I solved the fundamental matrix equation $x'^TFx = 0$ with 8 point correspondences between images using the following steps:

• Normalize each point using a transformation identical to that described in part a above.
• Create an A matrix using the same constraints as described in part a above, except using 7 instead of 8 point correspondences
• Solve with SVD now provides $F_1$ and $F_2$ matrices due to the larger null space from having 7 instead of 8 constraints.

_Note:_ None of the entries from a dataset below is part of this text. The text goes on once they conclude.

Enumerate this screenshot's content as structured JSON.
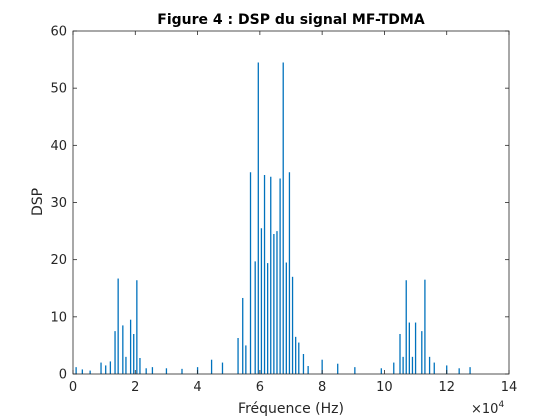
{
  "chart_data": {
    "type": "bar",
    "title": "Figure 4 : DSP du signal MF-TDMA",
    "xlabel": "Fréquence (Hz)",
    "ylabel": "DSP",
    "x_exponent_label": "×10",
    "x_exponent_power": "4",
    "xlim": [
      0,
      14
    ],
    "ylim": [
      0,
      60
    ],
    "x_ticks": [
      "0",
      "2",
      "4",
      "6",
      "8",
      "10",
      "12",
      "14"
    ],
    "y_ticks": [
      "0",
      "10",
      "20",
      "30",
      "40",
      "50",
      "60"
    ],
    "grid": false,
    "box": true,
    "color": "#0072BD",
    "series": [
      {
        "x": [
          0.1,
          0.3,
          0.55,
          0.9,
          1.05,
          1.2,
          1.35,
          1.45,
          1.6,
          1.7,
          1.85,
          1.95,
          2.05,
          2.15,
          2.35,
          2.55,
          3.0,
          3.5,
          4.0,
          4.45,
          4.8,
          5.3,
          5.45,
          5.55,
          5.7,
          5.85,
          5.95,
          6.05,
          6.15,
          6.25,
          6.35,
          6.45,
          6.55,
          6.65,
          6.75,
          6.85,
          6.95,
          7.05,
          7.15,
          7.25,
          7.4,
          7.55,
          8.0,
          8.5,
          9.05,
          9.9,
          10.3,
          10.5,
          10.6,
          10.7,
          10.8,
          10.9,
          11.0,
          11.2,
          11.3,
          11.45,
          11.6,
          12.0,
          12.4,
          12.75
        ],
        "y": [
          1.2,
          0.8,
          0.6,
          2.0,
          1.5,
          2.2,
          7.5,
          16.7,
          8.5,
          3.0,
          9.5,
          7.0,
          16.4,
          2.8,
          1.0,
          1.2,
          1.0,
          0.9,
          1.2,
          2.5,
          2.0,
          6.3,
          13.3,
          5.0,
          35.3,
          19.7,
          54.5,
          25.5,
          34.8,
          19.4,
          34.5,
          24.5,
          25.0,
          34.2,
          54.5,
          19.5,
          35.3,
          17.0,
          6.5,
          5.5,
          3.5,
          1.4,
          2.5,
          1.8,
          1.2,
          1.0,
          2.0,
          7.0,
          3.0,
          16.4,
          9.0,
          3.0,
          9.0,
          7.5,
          16.5,
          3.0,
          2.0,
          1.5,
          1.0,
          1.2
        ]
      }
    ]
  }
}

• Represent $F = \alpha F_1 + (1-\alpha)F_2$ and solve the cubic polynomial that arises from setting its determinant equal to 0. Specifically, I choose arbitrary $\alpha$ values of 0, 0.31, 0.68, and 1 and plug these into the cubic polynomial. These coefficients give the A matrix for the next solution. The b matrix for which I am solving is the determinant of F with each $\alpha$ value.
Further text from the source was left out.